Governor Abbott Announces Activation of State Operations Center as Tropical System Approaches Texas
AUSTIN – Governor Greg Abbott has announced an elevated activation of the Texas State Operations Center (SOC) as a tropical system is expected to impact parts of Texas this week. Governor Abbott has also approved that use of state resources that have been staged for rapid deployment as needed to assist local officials during this significant weather event. Texans are also encouraged to prepare for severe weather in their area.
“As this tropical system develops, the state stands ready to provide support to communities as needed, and we urge Texans to closely monitor the changing weather conditions in their area and heed warnings from local and state officials,” said Governor Abbott. “Any additional rainfall will exacerbate already saturated grounds, which could quickly lead to dangerous flash flooding and extended river flooding.”
Current forecasts indicate the projected path of this tropical system is expected to begin impacting the Texas coast as early as Monday evening. Associated with this tropical system, there is the possibility of significant rainfall, flash flooding, large hail, damaging winds and tornadoes through at least Thursday. In preparation, the SOC – in coordination with the Texas Emergency Management Council – will continue to monitor weather conditions and coordinate with the National Weather Service, as well as coordinate state resources and assistance to local jurisdictions as needed.
Texans are encouraged to follow these weather safety tips:
- Assemble an emergency kit that includes essential documents, supplies and provisions; plan how all family members and pets will respond in case of evacuation.
- Consider any special needs for individuals with disabilities or the elderly.
- When severe storms threaten, the safest place to be is indoors. If you are outdoors, seek shelter in a home or large building.
- Avoid areas already flooded and avoid any fast-flowing water; keep in mind that flood dangers are even harder to recognize at night.
- Be extremely cautious of any water on roads or in creeks, streams, storm drains or other areas – never attempt to cross flowing streams or drive across flooded roadways – and always observe road barricades placed for your protection.

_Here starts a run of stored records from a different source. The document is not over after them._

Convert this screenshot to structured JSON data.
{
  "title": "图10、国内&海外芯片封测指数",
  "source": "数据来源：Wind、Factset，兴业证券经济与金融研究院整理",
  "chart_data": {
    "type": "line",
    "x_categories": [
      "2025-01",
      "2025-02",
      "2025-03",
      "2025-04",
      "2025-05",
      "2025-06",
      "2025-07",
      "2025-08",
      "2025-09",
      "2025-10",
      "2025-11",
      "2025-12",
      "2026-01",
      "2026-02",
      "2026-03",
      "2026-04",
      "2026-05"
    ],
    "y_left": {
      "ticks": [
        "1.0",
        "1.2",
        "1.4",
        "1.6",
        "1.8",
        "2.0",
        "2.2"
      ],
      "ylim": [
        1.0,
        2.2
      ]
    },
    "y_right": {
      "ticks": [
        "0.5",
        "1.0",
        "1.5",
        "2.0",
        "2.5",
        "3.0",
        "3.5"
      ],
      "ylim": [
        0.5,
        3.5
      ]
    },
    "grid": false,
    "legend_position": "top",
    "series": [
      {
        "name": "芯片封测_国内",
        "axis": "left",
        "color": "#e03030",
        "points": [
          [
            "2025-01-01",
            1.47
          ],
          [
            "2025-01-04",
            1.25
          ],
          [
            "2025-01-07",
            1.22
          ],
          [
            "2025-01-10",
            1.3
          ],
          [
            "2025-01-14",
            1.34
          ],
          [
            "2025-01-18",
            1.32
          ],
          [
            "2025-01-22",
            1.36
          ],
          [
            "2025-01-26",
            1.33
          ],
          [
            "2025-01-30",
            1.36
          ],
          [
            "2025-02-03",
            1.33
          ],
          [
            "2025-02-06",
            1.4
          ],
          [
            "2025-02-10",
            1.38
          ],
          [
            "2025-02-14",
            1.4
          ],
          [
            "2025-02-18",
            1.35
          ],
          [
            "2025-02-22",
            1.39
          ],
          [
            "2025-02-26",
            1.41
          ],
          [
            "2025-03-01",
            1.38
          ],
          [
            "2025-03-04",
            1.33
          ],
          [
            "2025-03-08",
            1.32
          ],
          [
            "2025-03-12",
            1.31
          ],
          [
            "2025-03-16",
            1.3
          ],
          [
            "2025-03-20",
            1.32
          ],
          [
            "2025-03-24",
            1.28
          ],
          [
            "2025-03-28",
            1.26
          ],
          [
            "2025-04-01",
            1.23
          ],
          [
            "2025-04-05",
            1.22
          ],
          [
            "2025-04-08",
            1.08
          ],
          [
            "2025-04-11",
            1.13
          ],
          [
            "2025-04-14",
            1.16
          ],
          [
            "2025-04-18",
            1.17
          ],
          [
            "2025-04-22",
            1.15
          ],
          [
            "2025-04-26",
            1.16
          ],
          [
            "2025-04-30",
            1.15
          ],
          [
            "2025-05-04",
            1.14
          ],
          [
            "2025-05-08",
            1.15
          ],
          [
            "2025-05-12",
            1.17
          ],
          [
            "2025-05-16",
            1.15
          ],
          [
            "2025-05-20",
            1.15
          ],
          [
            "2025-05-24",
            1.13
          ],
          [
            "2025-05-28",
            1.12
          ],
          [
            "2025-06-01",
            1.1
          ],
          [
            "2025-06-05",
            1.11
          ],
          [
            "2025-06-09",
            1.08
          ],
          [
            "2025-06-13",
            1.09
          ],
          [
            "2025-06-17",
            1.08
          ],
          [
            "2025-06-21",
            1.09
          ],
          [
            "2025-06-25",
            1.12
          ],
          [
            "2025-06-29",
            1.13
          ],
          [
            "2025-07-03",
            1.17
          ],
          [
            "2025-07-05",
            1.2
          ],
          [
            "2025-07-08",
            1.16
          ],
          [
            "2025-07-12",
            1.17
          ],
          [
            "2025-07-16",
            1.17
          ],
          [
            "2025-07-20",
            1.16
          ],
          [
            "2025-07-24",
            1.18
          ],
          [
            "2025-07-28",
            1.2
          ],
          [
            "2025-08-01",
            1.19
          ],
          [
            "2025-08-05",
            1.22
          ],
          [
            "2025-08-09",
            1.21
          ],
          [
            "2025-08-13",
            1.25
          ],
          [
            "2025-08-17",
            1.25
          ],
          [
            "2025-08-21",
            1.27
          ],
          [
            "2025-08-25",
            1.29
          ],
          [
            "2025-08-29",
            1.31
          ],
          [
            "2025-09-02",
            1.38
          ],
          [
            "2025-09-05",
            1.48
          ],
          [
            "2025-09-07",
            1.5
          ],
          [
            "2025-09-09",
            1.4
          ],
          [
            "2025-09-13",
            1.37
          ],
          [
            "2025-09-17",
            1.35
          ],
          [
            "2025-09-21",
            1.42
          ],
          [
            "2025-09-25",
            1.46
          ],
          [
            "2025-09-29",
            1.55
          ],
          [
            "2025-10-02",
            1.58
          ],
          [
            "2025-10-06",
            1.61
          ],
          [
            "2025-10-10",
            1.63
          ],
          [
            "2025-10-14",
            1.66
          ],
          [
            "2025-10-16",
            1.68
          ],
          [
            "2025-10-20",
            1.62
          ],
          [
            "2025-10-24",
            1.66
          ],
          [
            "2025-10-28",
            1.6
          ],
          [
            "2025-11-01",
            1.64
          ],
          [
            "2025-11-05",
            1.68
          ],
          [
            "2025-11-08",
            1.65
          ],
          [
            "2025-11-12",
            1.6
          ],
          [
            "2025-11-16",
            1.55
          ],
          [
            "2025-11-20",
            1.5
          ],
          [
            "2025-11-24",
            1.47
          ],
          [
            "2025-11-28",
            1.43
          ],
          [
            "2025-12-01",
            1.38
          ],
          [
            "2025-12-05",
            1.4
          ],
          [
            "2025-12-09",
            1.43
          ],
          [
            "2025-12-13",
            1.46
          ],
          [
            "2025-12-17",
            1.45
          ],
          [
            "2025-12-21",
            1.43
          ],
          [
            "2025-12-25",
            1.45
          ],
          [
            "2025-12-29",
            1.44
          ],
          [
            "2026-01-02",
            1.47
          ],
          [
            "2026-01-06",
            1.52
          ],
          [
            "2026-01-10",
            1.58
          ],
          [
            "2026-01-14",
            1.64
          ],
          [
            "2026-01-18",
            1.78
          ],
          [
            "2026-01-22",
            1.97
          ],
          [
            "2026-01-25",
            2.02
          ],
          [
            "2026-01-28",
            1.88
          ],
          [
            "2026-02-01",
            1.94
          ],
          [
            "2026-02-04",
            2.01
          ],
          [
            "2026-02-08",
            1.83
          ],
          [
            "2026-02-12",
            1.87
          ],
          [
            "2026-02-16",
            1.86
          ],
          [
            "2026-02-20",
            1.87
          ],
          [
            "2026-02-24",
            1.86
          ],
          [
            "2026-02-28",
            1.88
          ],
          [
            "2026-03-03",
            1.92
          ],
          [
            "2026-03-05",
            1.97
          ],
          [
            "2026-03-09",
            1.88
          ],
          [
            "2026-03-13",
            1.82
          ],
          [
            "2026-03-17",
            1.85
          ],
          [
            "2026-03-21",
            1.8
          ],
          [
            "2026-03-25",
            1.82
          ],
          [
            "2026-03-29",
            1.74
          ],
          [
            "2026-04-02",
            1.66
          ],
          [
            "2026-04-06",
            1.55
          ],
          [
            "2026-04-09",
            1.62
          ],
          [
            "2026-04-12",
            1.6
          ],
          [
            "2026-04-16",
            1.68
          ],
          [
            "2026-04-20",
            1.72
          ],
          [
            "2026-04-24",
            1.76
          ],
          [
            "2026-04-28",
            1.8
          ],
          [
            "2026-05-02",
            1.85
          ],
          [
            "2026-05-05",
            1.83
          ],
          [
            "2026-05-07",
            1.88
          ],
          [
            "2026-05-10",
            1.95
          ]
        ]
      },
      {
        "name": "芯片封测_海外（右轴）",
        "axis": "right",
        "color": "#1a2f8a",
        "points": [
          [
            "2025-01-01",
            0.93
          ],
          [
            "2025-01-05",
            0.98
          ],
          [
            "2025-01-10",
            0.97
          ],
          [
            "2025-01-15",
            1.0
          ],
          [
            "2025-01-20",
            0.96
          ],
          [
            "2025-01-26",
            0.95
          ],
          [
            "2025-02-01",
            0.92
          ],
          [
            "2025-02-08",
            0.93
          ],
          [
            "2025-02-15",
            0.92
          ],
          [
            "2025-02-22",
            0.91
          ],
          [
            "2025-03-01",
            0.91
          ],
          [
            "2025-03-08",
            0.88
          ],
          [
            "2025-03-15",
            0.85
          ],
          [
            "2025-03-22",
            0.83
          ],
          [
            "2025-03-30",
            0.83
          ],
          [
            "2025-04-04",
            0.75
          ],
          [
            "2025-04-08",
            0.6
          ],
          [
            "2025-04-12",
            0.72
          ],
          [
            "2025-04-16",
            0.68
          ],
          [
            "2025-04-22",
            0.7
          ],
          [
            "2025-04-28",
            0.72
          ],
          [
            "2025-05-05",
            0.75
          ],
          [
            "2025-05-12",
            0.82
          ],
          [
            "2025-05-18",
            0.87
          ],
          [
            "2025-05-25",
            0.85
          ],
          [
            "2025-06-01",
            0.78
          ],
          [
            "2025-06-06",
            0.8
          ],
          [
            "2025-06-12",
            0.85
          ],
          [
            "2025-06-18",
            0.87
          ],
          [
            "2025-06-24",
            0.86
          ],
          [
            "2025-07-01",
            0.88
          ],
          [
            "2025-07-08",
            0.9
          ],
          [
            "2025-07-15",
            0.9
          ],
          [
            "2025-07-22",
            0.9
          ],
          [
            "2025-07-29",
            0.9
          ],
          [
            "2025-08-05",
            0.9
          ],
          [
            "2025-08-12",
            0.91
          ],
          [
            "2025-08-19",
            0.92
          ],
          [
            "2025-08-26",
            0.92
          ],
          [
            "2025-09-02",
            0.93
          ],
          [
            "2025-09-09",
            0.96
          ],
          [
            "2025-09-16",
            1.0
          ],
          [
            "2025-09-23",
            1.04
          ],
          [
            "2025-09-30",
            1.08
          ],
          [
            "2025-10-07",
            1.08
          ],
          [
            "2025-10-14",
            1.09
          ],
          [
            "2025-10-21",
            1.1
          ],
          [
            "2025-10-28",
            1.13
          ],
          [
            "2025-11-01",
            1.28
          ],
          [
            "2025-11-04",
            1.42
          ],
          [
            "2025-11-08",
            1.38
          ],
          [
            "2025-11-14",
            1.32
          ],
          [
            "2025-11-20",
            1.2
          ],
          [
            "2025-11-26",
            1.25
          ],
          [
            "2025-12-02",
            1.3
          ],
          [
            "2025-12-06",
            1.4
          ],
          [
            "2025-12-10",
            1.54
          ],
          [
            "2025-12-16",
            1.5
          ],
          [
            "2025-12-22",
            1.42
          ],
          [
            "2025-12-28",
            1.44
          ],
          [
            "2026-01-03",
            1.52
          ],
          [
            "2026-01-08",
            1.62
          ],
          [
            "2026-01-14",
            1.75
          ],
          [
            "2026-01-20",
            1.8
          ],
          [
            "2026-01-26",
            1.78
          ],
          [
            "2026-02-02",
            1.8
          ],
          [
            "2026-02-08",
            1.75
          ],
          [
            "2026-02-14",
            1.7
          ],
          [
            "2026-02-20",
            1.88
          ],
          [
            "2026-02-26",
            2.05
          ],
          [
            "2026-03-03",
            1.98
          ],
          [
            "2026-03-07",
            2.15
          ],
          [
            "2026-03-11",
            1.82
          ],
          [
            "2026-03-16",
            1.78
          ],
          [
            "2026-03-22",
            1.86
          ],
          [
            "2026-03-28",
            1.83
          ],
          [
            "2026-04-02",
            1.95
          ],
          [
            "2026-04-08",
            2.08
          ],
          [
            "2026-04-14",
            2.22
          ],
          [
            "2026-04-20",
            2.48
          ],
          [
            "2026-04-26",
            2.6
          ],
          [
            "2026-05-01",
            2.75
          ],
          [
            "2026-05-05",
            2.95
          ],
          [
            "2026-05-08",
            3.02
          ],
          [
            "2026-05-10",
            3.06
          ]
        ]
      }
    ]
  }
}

- Remember that dangerous waters can seem deceptively calm, and if you encounter flooding, move to higher ground.
- Monitor weather radios and news broadcasts for updated information on current and anticipated severe weather.
- Always heed warnings and instructions provided by local officials and emergency management personnel.
For more information on preparing for tropical weather, please visit: http://texasprepares.org/
For additional safety tips related to tornadoes, thunderstorms and flooding, see: http://dps.texas.gov/dem/ThreatAwareness/weather_aware_severe.htm.
The following state agencies and organizations are standing by to assist: Texas Department of Public Safety; Texas Parks & Wildlife Department; Texas Military Forces; Texas Task Force 1; Texas Department of Transportation; Public Utility Commission of Texas; Texas Commission on Environmental Quality; Civil Air Patrol; Texas Department of Criminal Justice; Texas Health and Human Services Commission; Texas Animal Health Commission; Texas 2-1-1; Texas Department of State Health Services; and Voluntary Organizations Active in Disasters.